Data Conversation Forum

Data Conversation

Data Conversation

by Lesley Hagelgans -
Number of replies: 0

What DataDirector assessment reports you brought to the conversation? I found the school assessment report to be the most helpful. I have four sections of Language Arts, and this report was the most helpful to represent all students.  This helped me see where students needed to most help overall.  Like many other people who teach English and are taking this course, my students struggle with applying reading strategies independently to improve their comprehension of a story thus their correlating with their ability (or lack of) to make inferences about the text as well.

The depth of the conversation. Was it mostly surface level ("this percent of my kids were proficient")? Or did your conversation get into possible causes for proficiency/ non-proficiency?  Vicki teaches seventh grade Science and lives in Marshall with her three kids.  I teach eighth grade Language Arts and live in Union City with my two kids.  Both of us have husband who own their own business, and both of us are very involved with various school committees.  That being said, time was not on our side.  We conducted our conversation whenever we could steal a few minutes to chat before, during or after a meeting and also through email.  We took the same approach to administering the test by printing off bubble sheets.  We both had the same problems scanning the bubble sheets and doubted the efficiency of the process.  Finally, we did talk about the results of the data and causes.  Both of us found that students had done well on formative assessments (homework, discussions, etc.) leading up to the quiz (in my case) or summative assessment (in her case),  but left to working independently students struggled.  The students thrived when the facilitation of knowledge included a lot of scaffolding, but without that support, the students struggled.  Both Vicki and I talked about using the retake process to address the needs of students who were not proficient.

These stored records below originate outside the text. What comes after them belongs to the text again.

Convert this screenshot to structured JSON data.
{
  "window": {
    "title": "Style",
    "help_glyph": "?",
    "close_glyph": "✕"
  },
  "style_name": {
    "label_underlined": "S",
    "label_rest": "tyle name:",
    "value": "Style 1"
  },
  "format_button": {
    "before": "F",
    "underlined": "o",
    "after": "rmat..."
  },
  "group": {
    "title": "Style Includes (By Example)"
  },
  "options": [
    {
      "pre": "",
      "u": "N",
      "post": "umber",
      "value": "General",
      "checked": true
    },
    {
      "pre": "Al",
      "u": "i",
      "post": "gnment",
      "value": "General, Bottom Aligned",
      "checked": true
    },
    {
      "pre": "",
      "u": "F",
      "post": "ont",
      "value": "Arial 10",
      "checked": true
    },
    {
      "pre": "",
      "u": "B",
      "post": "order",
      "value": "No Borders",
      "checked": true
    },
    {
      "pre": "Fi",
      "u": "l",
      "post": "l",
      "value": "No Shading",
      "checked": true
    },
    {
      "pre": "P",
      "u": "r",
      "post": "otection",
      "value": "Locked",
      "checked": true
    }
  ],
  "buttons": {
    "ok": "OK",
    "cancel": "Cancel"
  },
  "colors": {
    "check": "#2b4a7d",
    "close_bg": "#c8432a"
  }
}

 Did you discuss changes that were made / could be made based on the data? Yes.

What supports you need to make the data conversation go more smoothly. Time

What roadblocks you encountered. Time and the scanner

Something to consider here as well could be the processes your district has in place for a data conversation. Is there a set protocol for these types of conversations? For example, do you start with a "What did you learn from your data?" type question or is it entirely lead by administration? I'm curious about this because the format of these types of conversations can be drastically different across buildings and districts.  At this time our district does not have a set protocol for data conversations.  I had the privilege of working with a new teacher this year who only taught 2 sections of Language Arts.  Jessica (the new teacher) and I naturally fell into this habit of discussing assessments, data and interventions 2-3 times a week.  We always started with looking at our LDM units to see what skills were addressed in the power standards for that unit.  We had a philosophical discussion about pretests/postests and what is important to measure.  Giving a pretest/postest over content is going to give every student a chance to show significant growth (assuming they know nothing of the content), but using pre and post assessments that measure growth of a skill is altogether different.  Jessica and I agreed that assessments that showed growth in skill were more valuable than content.  With that in mind, 2/3 of our  comprehension assessments this year had a makeover.  Then we took the Middle School's grading scale and transferred that to a proficiency scale that we used to track student growth in reading and writing throughout the year.  The driving question in conversations that I had with Jessica became "How does that show growth?"  So how does all of this relate to this class?  Jessica and I exported all of our assessment data from Zangle into Excel to create reports that show proficiency.  I can see the potential for Data Director to save me a ton of time because it can create the reports for me from the bubble sheets.  Yet the bubble sheets were problematic as well, but I piloted some clickers from Turning Technologies at the end of May that have the potential to solve the bubble sheet problem.